Sunday, October 26, 2014

Pte Benjamin J Cook. 5th Royal Sussex Regiment

In October 1914, Chailey Parish Magazine notes that Benjamin Cook is serving his King and Country.  In October 1915 it notes that he is Private B Cook serving with the 2/5th Royal Sussex Regiment in England.  In February 1917 his rank is reported as corporal and it is this information - Cook, Corporal B, 2/5th Royal Sussex – which is then repeated up to and including the final published roll in July 1919. 

The 2/5th Royal Sussex Regiment was formed at Hastings in November 1914 and underwent a series of mergers and absorbtions but never actually went overseas. 

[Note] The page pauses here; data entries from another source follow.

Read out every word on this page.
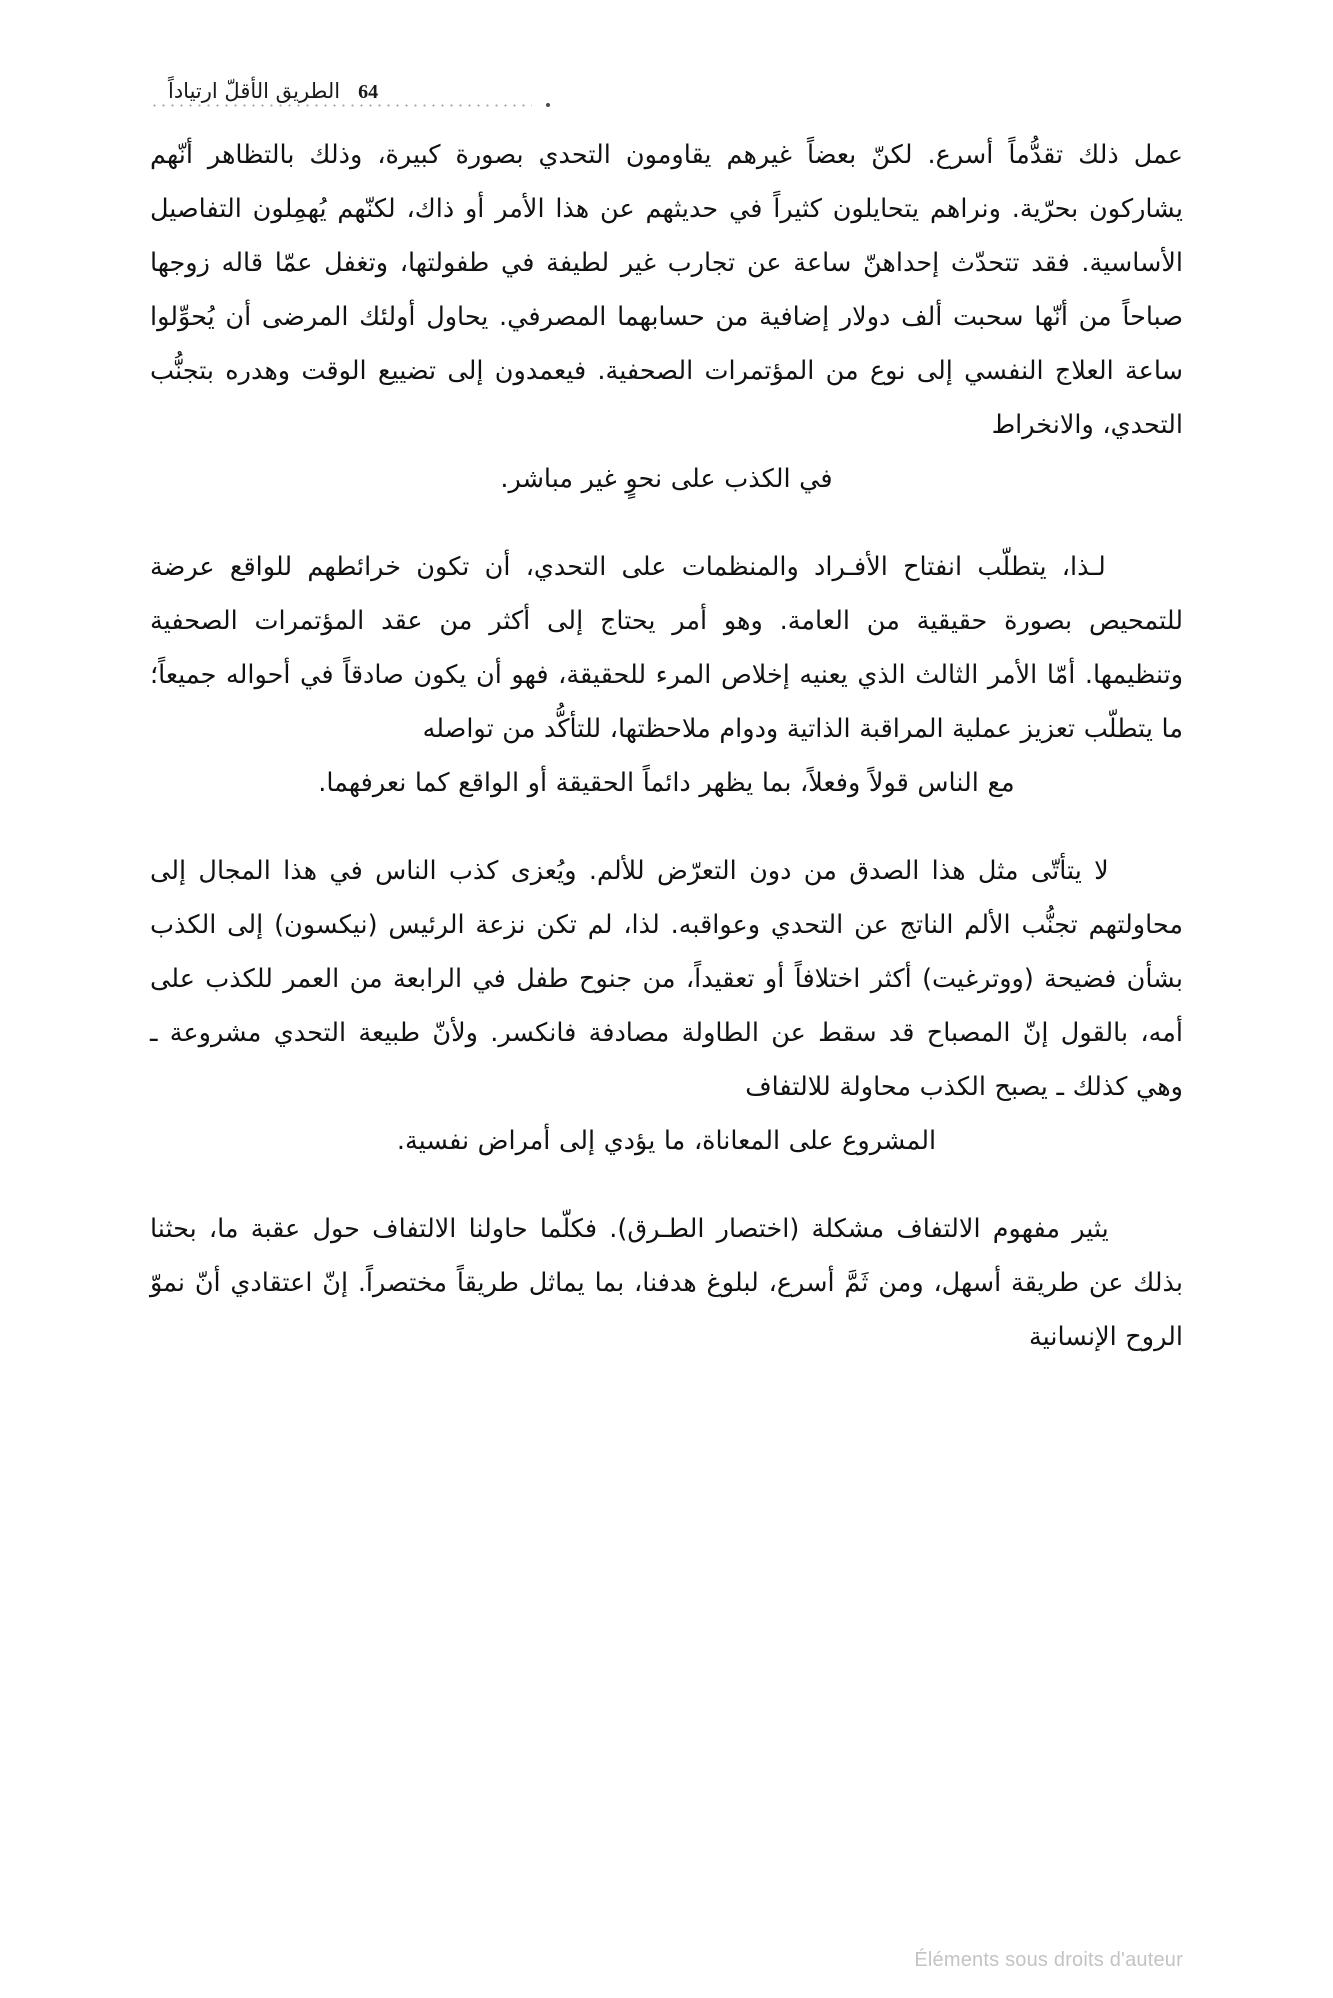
الطريق الأقلّ ارتياداً 64

عمل ذلك تقدُّماً أسرع. لكنّ بعضاً غيرهم يقاومون التحدي بصورة كبيرة، وذلك بالتظاهر أنّهم يشاركون بحرّية. ونراهم يتحايلون كثيراً في حديثهم عن هذا الأمر أو ذاك، لكنّهم يُهمِلون التفاصيل الأساسية. فقد تتحدّث إحداهنّ ساعة عن تجارب غير لطيفة في طفولتها، وتغفل عمّا قاله زوجها صباحاً من أنّها سحبت ألف دولار إضافية من حسابهما المصرفي. يحاول أولئك المرضى أن يُحوِّلوا ساعة العلاج النفسي إلى نوع من المؤتمرات الصحفية. فيعمدون إلى تضييع الوقت وهدره بتجنُّب التحدي، والانخراط
في الكذب على نحوٍ غير مباشر.

لـذا، يتطلّب انفتاح الأفـراد والمنظمات على التحدي، أن تكون خرائطهم للواقع عرضة للتمحيص بصورة حقيقية من العامة. وهو أمر يحتاج إلى أكثر من عقد المؤتمرات الصحفية وتنظيمها. أمّا الأمر الثالث الذي يعنيه إخلاص المرء للحقيقة، فهو أن يكون صادقاً في أحواله جميعاً؛ ما يتطلّب تعزيز عملية المراقبة الذاتية ودوام ملاحظتها، للتأكُّد من تواصله
مع الناس قولاً وفعلاً، بما يظهر دائماً الحقيقة أو الواقع كما نعرفهما.

لا يتأتّى مثل هذا الصدق من دون التعرّض للألم. ويُعزى كذب الناس في هذا المجال إلى محاولتهم تجنُّب الألم الناتج عن التحدي وعواقبه. لذا، لم تكن نزعة الرئيس (نيكسون) إلى الكذب بشأن فضيحة (ووترغيت) أكثر اختلافاً أو تعقيداً، من جنوح طفل في الرابعة من العمر للكذب على أمه، بالقول إنّ المصباح قد سقط عن الطاولة مصادفة فانكسر. ولأنّ طبيعة التحدي مشروعة ـ وهي كذلك ـ يصبح الكذب محاولة للالتفاف
المشروع على المعاناة، ما يؤدي إلى أمراض نفسية.

يثير مفهوم الالتفاف مشكلة (اختصار الطـرق). فكلّما حاولنا الالتفاف حول عقبة ما، بحثنا بذلك عن طريقة أسهل، ومن ثَمَّ أسرع، لبلوغ هدفنا، بما يماثل طريقاً مختصراً. إنّ اعتقادي أنّ نموّ الروح الإنسانية

Éléments sous droits d'auteur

Benjamin Cook , born in Streatham, London, appears on the 1911 census as a 21 year-old assisting at the home of his parents, Samuel and Sarah Cook at Bedford House, North Common, Chailey. Samuel was a bootmaker and Sarah's employment is listed as "small general stores" so I take it that Benjamin and his 24-year-old sister, Beatrice, were assisting in the general store.
 
I have not identified a medal index card for Benjamin at the National Archives in London and my guess is that he was a serving territorial in the 5th Sussex Regiment when war was declared but was not fit enough for overseas service and was posted to the 2/5th Battalion soon after it was formed. I may be completely wrong in this assumption.

Chailey resident Reg Philpott remembers that Ben Cook married Richard Norman’s daughter and that his sister married Wallace Norman who owned Chailey Brickyard at South Common.